Silver lining of the First Quench cloud

Independent wine merchants have been hailed as the most profitable route to market by leading importers in the wake of the collapse of First Quench.

Ehrmanns has pledged to “invest heavily” in the independent channel in the next five years.

Managing director Hugo Campbell said: “We are offering product partners other routes to market than the supermarkets. It’s very important we offer a point of difference and a tailored range. It adds value and we can sell more interesting wines.

“We want to build the portfolio from a premium perspective, moving more into the £8-£15 bracket.
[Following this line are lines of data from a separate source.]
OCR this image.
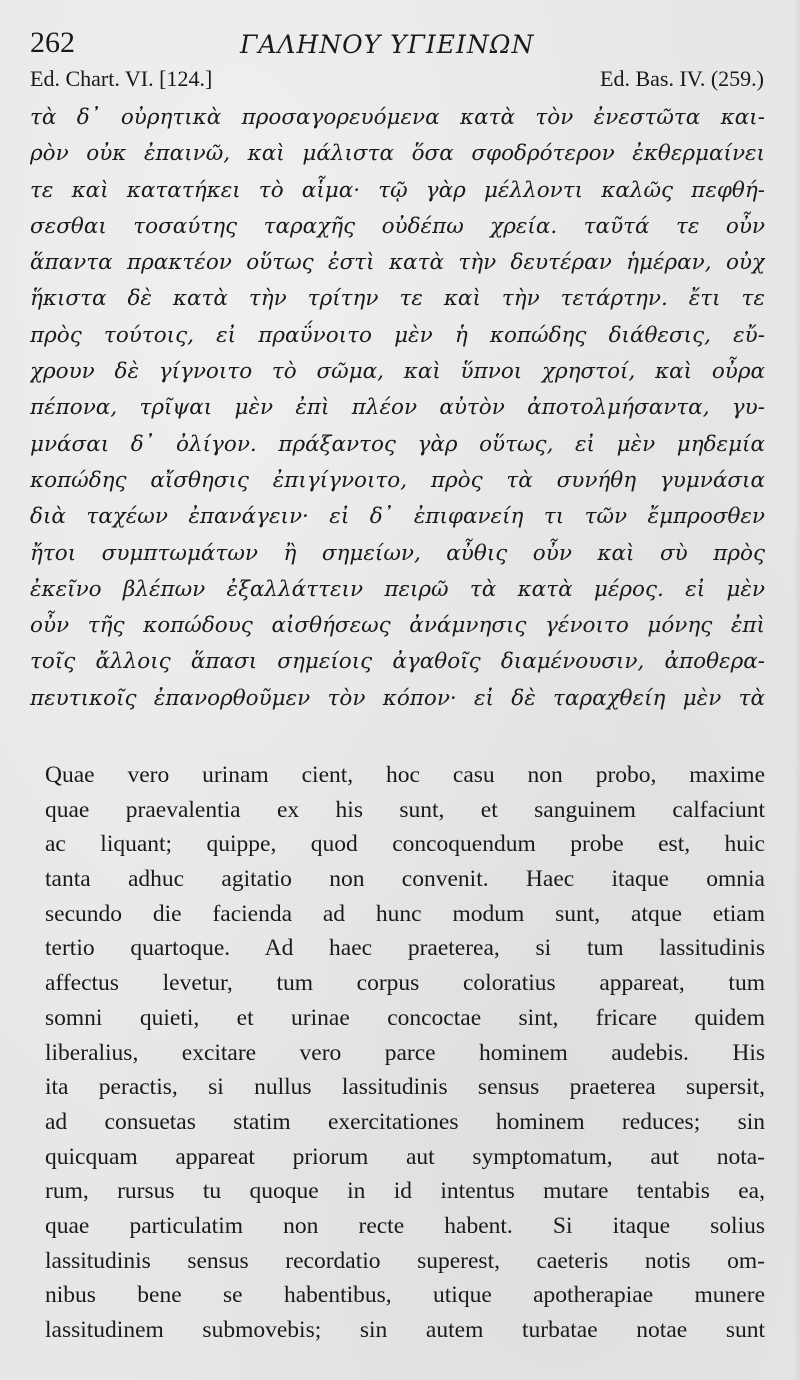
262	ΓΑΛΗΝΟΥ ΥΓΙΕΙΝΩΝ
Ed. Chart. VI. [124.]	Ed. Bas. IV. (259.)
τὰ δ᾽ οὐρητικὰ προσαγορευόμενα κατὰ τὸν ἐνεστῶτα και-
ρὸν οὐκ ἐπαινῶ, καὶ μάλιστα ὅσα σφοδρότερον ἐκθερμαίνει
τε καὶ κατατήκει τὸ αἷμα· τῷ γὰρ μέλλοντι καλῶς πεφθή-
σεσθαι τοσαύτης ταραχῆς οὐδέπω χρεία. ταῦτά τε οὖν
ἅπαντα πρακτέον οὕτως ἐστὶ κατὰ τὴν δευτέραν ἡμέραν, οὐχ
ἥκιστα δὲ κατὰ τὴν τρίτην τε καὶ τὴν τετάρτην. ἔτι τε
πρὸς τούτοις, εἰ πραΰνοιτο μὲν ἡ κοπώδης διάθεσις, εὔ-
χρουν δὲ γίγνοιτο τὸ σῶμα, καὶ ὕπνοι χρηστοί, καὶ οὖρα
πέπονα, τρῖψαι μὲν ἐπὶ πλέον αὐτὸν ἀποτολμήσαντα, γυ-
μνάσαι δ᾽ ὀλίγον. πράξαντος γὰρ οὕτως, εἰ μὲν μηδεμία
κοπώδης αἴσθησις ἐπιγίγνοιτο, πρὸς τὰ συνήθη γυμνάσια
διὰ ταχέων ἐπανάγειν· εἰ δ᾽ ἐπιφανείη τι τῶν ἔμπροσθεν
ἤτοι συμπτωμάτων ἢ σημείων, αὖθις οὖν καὶ σὺ πρὸς
ἐκεῖνο βλέπων ἐξαλλάττειν πειρῶ τὰ κατὰ μέρος. εἰ μὲν
οὖν τῆς κοπώδους αἰσθήσεως ἀνάμνησις γένοιτο μόνης ἐπὶ
τοῖς ἄλλοις ἅπασι σημείοις ἀγαθοῖς διαμένουσιν, ἀποθερα-
πευτικοῖς ἐπανορθοῦμεν τὸν κόπον· εἰ δὲ ταραχθείη μὲν τὰ
Quae vero urinam cient, hoc casu non probo, maxime
quae praevalentia ex his sunt, et sanguinem calfaciunt
ac liquant; quippe, quod concoquendum probe est, huic
tanta adhuc agitatio non convenit. Haec itaque omnia
secundo die facienda ad hunc modum sunt, atque etiam
tertio quartoque. Ad haec praeterea, si tum lassitudinis
affectus levetur, tum corpus coloratius appareat, tum
somni quieti, et urinae concoctae sint, fricare quidem
liberalius, excitare vero parce hominem audebis. His
ita peractis, si nullus lassitudinis sensus praeterea supersit,
ad consuetas statim exercitationes hominem reduces; sin
quicquam appareat priorum aut symptomatum, aut nota-
rum, rursus tu quoque in id intentus mutare tentabis ea,
quae particulatim non recte habent. Si itaque solius
lassitudinis sensus recordatio superest, caeteris notis om-
nibus bene se habentibus, utique apotherapiae munere
lassitudinem submovebis; sin autem turbatae notae sunt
The independent side is key to us.”?Hatch Mansfield marketing director Lynn Murray said “the demise of Threshers is revitalising the market”.
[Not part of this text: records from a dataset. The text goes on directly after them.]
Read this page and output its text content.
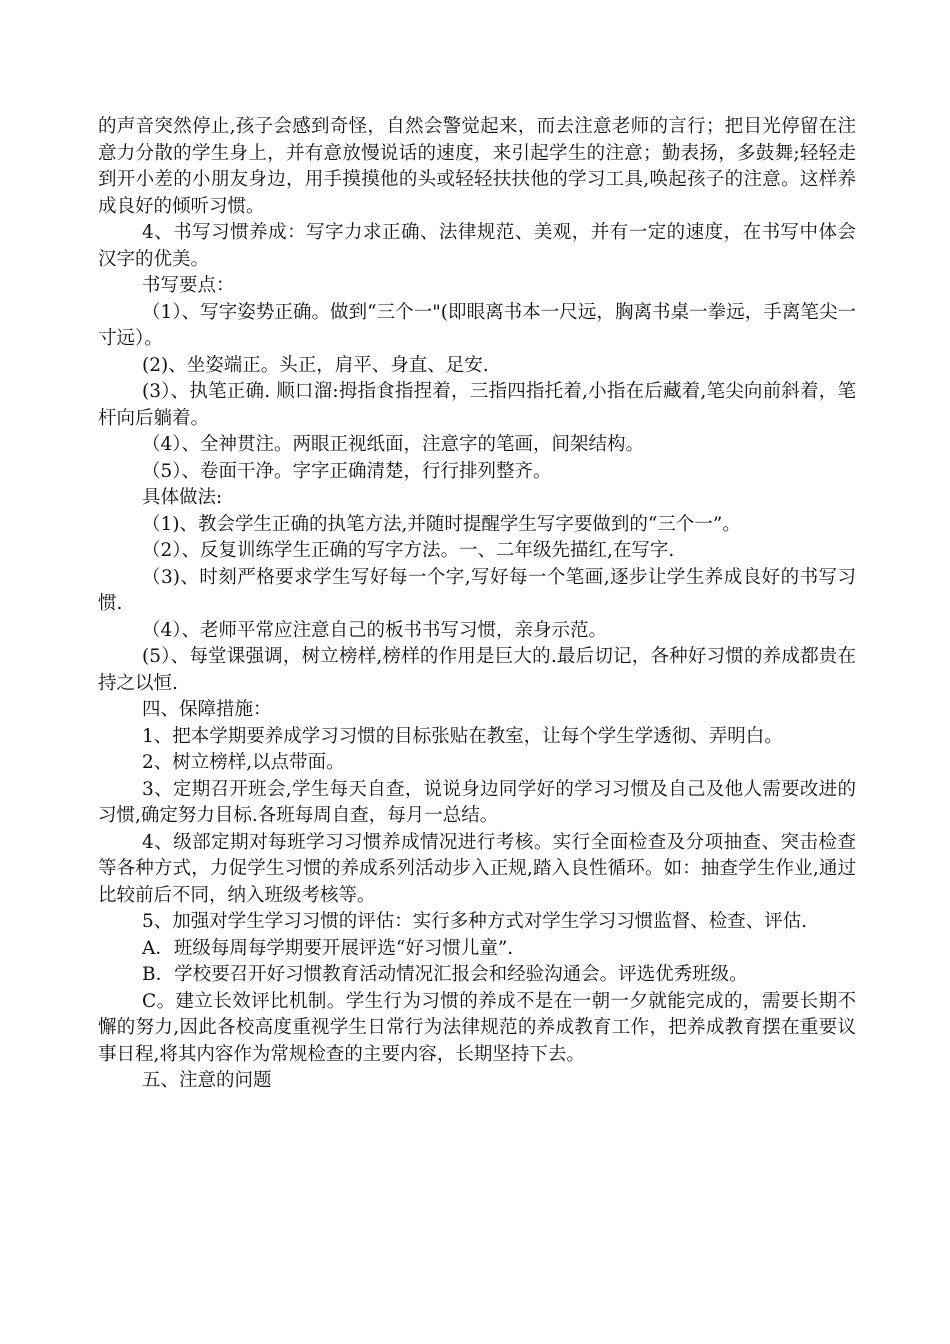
的声音突然停止,孩子会感到奇怪，自然会警觉起来，而去注意老师的言行；把目光停留在注意力分散的学生身上，并有意放慢说话的速度，来引起学生的注意；勤表扬，多鼓舞;轻轻走到开小差的小朋友身边，用手摸摸他的头或轻轻扶扶他的学习工具,唤起孩子的注意。这样养成良好的倾听习惯。

4、书写习惯养成：写字力求正确、法律规范、美观，并有一定的速度，在书写中体会汉字的优美。

书写要点：

（1）、写字姿势正确。做到“三个一"(即眼离书本一尺远，胸离书桌一拳远，手离笔尖一寸远）。

(2)、坐姿端正。头正，肩平、身直、足安.

(3）、执笔正确. 顺口溜:拇指食指捏着，三指四指托着,小指在后藏着,笔尖向前斜着，笔杆向后躺着。

（4）、全神贯注。两眼正视纸面，注意字的笔画，间架结构。

（5）、卷面干净。字字正确清楚，行行排列整齐。

具体做法:

（1)、教会学生正确的执笔方法,并随时提醒学生写字要做到的“三个一”。

（2）、反复训练学生正确的写字方法。一、二年级先描红,在写字.

（3)、时刻严格要求学生写好每一个字,写好每一个笔画,逐步让学生养成良好的书写习惯.

（4）、老师平常应注意自己的板书书写习惯，亲身示范。

(5）、每堂课强调，树立榜样,榜样的作用是巨大的.最后切记，各种好习惯的养成都贵在持之以恒.

四、保障措施：

1、把本学期要养成学习习惯的目标张贴在教室，让每个学生学透彻、弄明白。

2、树立榜样,以点带面。

3、定期召开班会,学生每天自查，说说身边同学好的学习习惯及自己及他人需要改进的习惯,确定努力目标.各班每周自查，每月一总结。

4、级部定期对每班学习习惯养成情况进行考核。实行全面检查及分项抽查、突击检查等各种方式，力促学生习惯的养成系列活动步入正规,踏入良性循环。如：抽查学生作业,通过比较前后不同，纳入班级考核等。

5、加强对学生学习习惯的评估：实行多种方式对学生学习习惯监督、检查、评估.

A．班级每周每学期要开展评选“好习惯儿童”.

B．学校要召开好习惯教育活动情况汇报会和经验沟通会。评选优秀班级。

C。建立长效评比机制。学生行为习惯的养成不是在一朝一夕就能完成的，需要长期不懈的努力,因此各校高度重视学生日常行为法律规范的养成教育工作，把养成教育摆在重要议事日程,将其内容作为常规检查的主要内容，长期坚持下去。

五、注意的问题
Opportunities are also opening up for independents as supermarkets cut their ranges, according to Murray.

“As you see the supermarkets rationalising their range [there’s a] real opportunity for independents to offer consumers interesting wines,” she said.

Hatch Mansfield’s premium agencies, such as Esk Valley from Hawkes Bay, are ideally suited to the independent channel, Murray claimed, because the wines are “hand-made from much smaller producers” and require staff to explain the product to prospective customers.

Independents are a “new channel” for González Byass since it took on Quinta do Noval port, according to marketing director Jeremy Rockett. “Previously we didn’t have enough diversity of producers. Noval opened up that opportunity,” he said.

Rockett added that the demise of the old Wine Rack has “helped rejuvenate Oddbins and led to a growth of independents”.